It is clear that this conjecture is false, in many, many circumstances, and I am grateful to the whole Math Stack Exchange community for helping me to see this.

Thank you!


Let $p \in \mathbb{P},$ where $\mathbb{P}$ is the set of prime numbers, and $S(x)$ be the sum of the digits of $x.$

Also, $S_{n}(x)$ is a function such that:

$S_{2}(x) = S(S(x)),$ and $S_{3}(x) = S(S(S(x))),$ et cetera.


Conjecture

If $S(p) > (10^{l} - 1), l \in \mathbb{Z},$ where $l$ is the smallest solution to $S_{l}(x) \leq 9.$ I believe that $\left(\sum_{i = 1}^{l}{S_{i}(x)}\right) \in \mathbb{P}.$


I have tried it for a few prime numbers, which means that, of course, it may not be true for all prime numbers that satisfy this conjecture, and I am not quite sure if 'conjecture' is the right term for such a statement, but I would like to know if one would be able to prove that this is, indeed, the case, or, whether it is nonsense.

Thank you.

Taylor
  • 1,128

2 Answers2

6

Your conjecture is false in several (probably infinitely many) cases:

p = 13 , n = 0 , t = 4
p = 17 , n = 0 , t = 8
p = 31 , n = 0 , t = 4
p = 53 , n = 0 , t = 8
p = 89 , n = 1 , t = 25

Here is a short Python script to illustrate this:

primes = [2,3,5,7,11,13,17,19,23,29,31,37,41,43,47,53,59,61,67,71,73,79,83,89,97]

def S(x):
    return sum(int(c) for c in str(x))

for p in primes:
    x = S(p)
    n = len(str(x))-1
    t = x
    for i in range(0,n):
        x = S(x)
        t += x
    if t not in primes:
        print 'p =', p, ', n =', n, ', t =', t
barak manos
  • 43,109
3

Your conjecture is false whenever $n=8, 17, 26,\ldots$.

By a well-known property of digital sums, the numbers $x$, $S(x)$, $S(S(x))$ and so forth are all equivalent modulo 9. Adding 9 such numbers will always yield something that is divisible by $9$.

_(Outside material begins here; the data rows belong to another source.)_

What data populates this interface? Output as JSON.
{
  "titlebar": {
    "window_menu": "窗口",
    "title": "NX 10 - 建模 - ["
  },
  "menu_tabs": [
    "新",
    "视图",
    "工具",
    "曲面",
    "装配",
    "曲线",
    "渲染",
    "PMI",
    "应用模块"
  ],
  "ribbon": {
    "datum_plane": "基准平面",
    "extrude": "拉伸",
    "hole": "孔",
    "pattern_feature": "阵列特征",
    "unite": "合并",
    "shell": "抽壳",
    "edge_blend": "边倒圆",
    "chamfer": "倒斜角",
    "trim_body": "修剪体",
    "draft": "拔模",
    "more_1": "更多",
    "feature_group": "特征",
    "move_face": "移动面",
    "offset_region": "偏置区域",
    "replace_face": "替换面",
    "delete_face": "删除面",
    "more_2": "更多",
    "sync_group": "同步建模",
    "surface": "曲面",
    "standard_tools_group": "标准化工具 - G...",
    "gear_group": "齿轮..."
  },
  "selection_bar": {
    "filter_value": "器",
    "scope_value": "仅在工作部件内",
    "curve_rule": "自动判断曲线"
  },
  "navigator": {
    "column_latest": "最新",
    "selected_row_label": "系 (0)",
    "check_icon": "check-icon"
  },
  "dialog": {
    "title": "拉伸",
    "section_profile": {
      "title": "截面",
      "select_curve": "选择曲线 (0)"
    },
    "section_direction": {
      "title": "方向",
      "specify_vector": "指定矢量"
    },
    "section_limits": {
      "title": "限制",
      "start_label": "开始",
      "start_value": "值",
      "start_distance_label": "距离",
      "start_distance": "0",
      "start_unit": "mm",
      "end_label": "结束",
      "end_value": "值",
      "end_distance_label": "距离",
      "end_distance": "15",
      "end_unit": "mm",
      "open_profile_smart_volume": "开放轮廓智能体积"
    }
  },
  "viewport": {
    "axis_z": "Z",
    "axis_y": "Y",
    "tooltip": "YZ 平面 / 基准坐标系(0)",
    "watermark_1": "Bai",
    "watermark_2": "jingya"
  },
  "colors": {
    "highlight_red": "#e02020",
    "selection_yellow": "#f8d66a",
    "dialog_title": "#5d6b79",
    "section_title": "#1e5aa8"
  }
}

  • @Taylor: Whenever $n$ is one less than a multiple of $9$. In fact every $n$ that is one less than a multiple of $3$ is excluded by the same reasoning. Given this, I don't see any particular reason why it should be true for other $n$s either. – hmakholm left over Monica Jun 21 '15 at 18:40
  • $29$ is prime, and the sum of its digits is $11.$ The sum of the digits of $11$ is $2.$ $11 + 2 = 13,$ and $13 \in \mathbb{P}.$ – Taylor Jun 21 '15 at 18:41
  • $37$ is prime, and the sum of its digits is $10.$ The sum of the digits of $10$ is $1.$ $10 + 1 = 11,$ and $11 \in \mathbb{P}.$ – Taylor Jun 21 '15 at 18:42
  • $59$ is prime, and the sum of its digits is $14.$ The sum of the digits of $14$ is $5.$ $14 + 5 = 19,$ and $19 \in \mathbb{P}.$ – Taylor Jun 21 '15 at 18:44
  • @Taylor: To make your conjecture even half-way plausible, you will have to test it for all primes up to at least a few thousand. And preferably a few million. My personal feeling is that your conjecture is probably false, so you have to provide a lot of evidence to persuade me. – TonyK Jun 21 '15 at 18:47
  • Thank you, Henning, for suggesting this, and, because of this, and the post by @barakmanos, I am happy to conclude that my conjecture was, unfortunately, false in many cases.

    I am grateful, as always, to the Math Stack Exchange community for helping me. Thank you, all!

    – Taylor Jun 21 '15 at 19:45